Dados recentes do sistema de informações de saúde indicam que usuários vulneráveis respondem por mais de 75% das internações hospitalares. Esse cenário é agravado pela combinação entre alta velocidade, infraestrutura inadequada nas cidades e baixa proteção física dos cidadãos. A diretriz reforça que a aptidão para dirigir não é um estado permanente para o condutor ao longo dos anos. Condições clínicas como envelhecimento e doenças neurológicas reduzem significativamente a tolerância humana a impactos e desacelerações bruscas.

Renovação da habilitação

O programa de renovação automática da habilitação beneficiou 323.459 condutores na primeira semana de validade da nova regra federal. A medida alcança motoristas que fazem parte do registro nacional de condutores positivos e gerou economia de 226 milhões. A maior parte dos beneficiados possui carteira da categoria B, totalizando 52% das renovações processadas pelo sistema automático. Condutores com licença para carros e motos somaram 45%, enquanto aqueles que dirigem apenas motocicletas foram 3% do total.

Para integrar o registro positivo e ter o benefício, o condutor não pode ter infrações registradas nos últimos 12 meses. O cadastro deve ser realizado no aplicativo da carteira digital ou no portal de serviços da secretaria nacional de trânsito. A medida provisória visa reduzir custos administrativos e facilitar o processo para motoristas que mantêm um histórico de bom comportamento. Contudo, a associação médica defende a necessidade de avaliações periódicas individuais feitas por especialistas.

Grupos específicos de motoristas não possuem direito ao processo automático e devem procurar as unidades dos órgãos estaduais de trânsito. É o caso de condutores com 70 anos ou mais, que obrigatoriamente precisam renovar o documento a cada 3 anos. Também estão excluídos aqueles com validade reduzida por recomendação médica ou portadores de doenças que demandem acompanhamento contínuo de saúde. Motoristas com o documento vencido há mais de 30 dias também devem seguir o rito tradicional de renovação.

Para os condutores com mais de 50 anos, a renovação automática da habilitação será permitida somente uma única vez no sistema.
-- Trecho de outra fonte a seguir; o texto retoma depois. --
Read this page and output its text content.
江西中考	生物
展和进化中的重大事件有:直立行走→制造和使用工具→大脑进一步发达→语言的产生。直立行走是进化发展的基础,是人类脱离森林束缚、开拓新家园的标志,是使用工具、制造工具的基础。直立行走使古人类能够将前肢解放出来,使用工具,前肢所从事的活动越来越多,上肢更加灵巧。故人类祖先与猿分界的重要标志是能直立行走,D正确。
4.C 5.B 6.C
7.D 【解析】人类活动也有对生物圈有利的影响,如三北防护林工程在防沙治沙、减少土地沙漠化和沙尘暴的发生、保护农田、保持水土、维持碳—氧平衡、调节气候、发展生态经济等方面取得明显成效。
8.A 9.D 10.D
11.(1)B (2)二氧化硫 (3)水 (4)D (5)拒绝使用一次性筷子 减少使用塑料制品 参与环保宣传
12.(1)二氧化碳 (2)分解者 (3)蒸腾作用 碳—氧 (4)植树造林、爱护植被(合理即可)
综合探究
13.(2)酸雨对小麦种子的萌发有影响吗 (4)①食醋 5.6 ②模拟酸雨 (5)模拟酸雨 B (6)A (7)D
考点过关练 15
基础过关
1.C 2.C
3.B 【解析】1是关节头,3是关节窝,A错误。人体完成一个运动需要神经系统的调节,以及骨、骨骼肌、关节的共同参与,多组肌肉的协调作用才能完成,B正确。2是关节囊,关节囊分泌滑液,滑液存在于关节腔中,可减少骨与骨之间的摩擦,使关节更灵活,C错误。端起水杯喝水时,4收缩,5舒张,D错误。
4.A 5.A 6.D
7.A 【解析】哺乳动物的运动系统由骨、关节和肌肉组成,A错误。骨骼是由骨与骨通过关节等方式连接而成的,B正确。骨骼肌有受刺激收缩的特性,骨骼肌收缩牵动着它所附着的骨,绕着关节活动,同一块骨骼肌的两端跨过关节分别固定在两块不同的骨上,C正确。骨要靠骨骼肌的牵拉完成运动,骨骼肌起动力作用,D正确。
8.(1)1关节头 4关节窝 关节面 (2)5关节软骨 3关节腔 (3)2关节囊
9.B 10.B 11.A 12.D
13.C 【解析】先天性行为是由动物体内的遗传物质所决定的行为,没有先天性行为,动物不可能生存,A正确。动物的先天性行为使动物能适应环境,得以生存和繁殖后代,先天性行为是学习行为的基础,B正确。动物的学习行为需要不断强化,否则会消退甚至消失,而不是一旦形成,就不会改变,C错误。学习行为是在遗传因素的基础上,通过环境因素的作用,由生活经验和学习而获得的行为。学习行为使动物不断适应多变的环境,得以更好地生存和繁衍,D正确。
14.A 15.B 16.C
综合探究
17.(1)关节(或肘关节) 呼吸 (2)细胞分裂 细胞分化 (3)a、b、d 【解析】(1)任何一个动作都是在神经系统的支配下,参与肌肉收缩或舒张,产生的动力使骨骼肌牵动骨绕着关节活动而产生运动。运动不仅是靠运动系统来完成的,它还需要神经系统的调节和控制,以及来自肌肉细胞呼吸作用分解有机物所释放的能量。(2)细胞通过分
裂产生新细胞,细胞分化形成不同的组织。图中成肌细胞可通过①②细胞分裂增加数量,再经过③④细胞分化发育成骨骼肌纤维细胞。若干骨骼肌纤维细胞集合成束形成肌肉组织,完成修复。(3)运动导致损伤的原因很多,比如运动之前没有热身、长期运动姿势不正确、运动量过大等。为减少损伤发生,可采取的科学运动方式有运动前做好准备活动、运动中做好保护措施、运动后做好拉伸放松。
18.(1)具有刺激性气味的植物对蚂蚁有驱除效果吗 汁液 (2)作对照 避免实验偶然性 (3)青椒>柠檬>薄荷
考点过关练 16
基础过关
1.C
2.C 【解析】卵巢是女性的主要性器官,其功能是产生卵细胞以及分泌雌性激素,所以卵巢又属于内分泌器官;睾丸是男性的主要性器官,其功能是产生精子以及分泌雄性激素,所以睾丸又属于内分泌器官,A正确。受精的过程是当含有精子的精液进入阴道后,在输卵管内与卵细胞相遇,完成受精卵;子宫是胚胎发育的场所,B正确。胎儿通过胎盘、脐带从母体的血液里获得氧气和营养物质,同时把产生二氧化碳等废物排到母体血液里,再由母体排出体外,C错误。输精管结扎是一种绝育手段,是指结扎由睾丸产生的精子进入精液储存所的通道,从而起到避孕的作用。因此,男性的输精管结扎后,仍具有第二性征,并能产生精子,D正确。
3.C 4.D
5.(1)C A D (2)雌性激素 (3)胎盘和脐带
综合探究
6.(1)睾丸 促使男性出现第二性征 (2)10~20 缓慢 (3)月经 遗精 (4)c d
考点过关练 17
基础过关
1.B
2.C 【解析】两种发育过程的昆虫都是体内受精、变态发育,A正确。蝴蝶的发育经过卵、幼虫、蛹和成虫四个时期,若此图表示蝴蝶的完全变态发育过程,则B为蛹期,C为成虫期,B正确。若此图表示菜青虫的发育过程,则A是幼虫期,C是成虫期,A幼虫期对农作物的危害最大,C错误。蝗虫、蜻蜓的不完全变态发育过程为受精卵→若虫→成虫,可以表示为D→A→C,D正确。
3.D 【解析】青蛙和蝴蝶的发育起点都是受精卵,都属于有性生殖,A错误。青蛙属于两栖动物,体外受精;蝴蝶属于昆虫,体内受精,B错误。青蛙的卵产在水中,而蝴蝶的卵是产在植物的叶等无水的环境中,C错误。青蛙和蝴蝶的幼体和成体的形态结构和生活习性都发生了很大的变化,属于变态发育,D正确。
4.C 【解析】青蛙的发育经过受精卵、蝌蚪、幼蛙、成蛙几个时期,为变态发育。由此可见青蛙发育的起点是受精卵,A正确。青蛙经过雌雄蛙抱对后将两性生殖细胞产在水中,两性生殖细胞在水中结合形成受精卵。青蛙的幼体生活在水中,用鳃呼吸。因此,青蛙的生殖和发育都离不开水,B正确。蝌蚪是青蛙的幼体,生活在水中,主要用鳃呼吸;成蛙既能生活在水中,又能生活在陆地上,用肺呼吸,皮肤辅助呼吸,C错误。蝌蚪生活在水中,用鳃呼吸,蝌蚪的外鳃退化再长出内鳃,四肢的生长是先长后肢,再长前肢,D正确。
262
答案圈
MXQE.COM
A associação recomenda que gestores públicos adotem limites de velocidade compatíveis com a tolerância física humana e façam campanhas educativas. O documento finaliza reforçando que as decisões sobre o trânsito não devem se apoiar apenas na fluidez ou conveniência da administração pública. A segurança viária deve priorizar a preservação da vida e a integridade física de todos os usuários.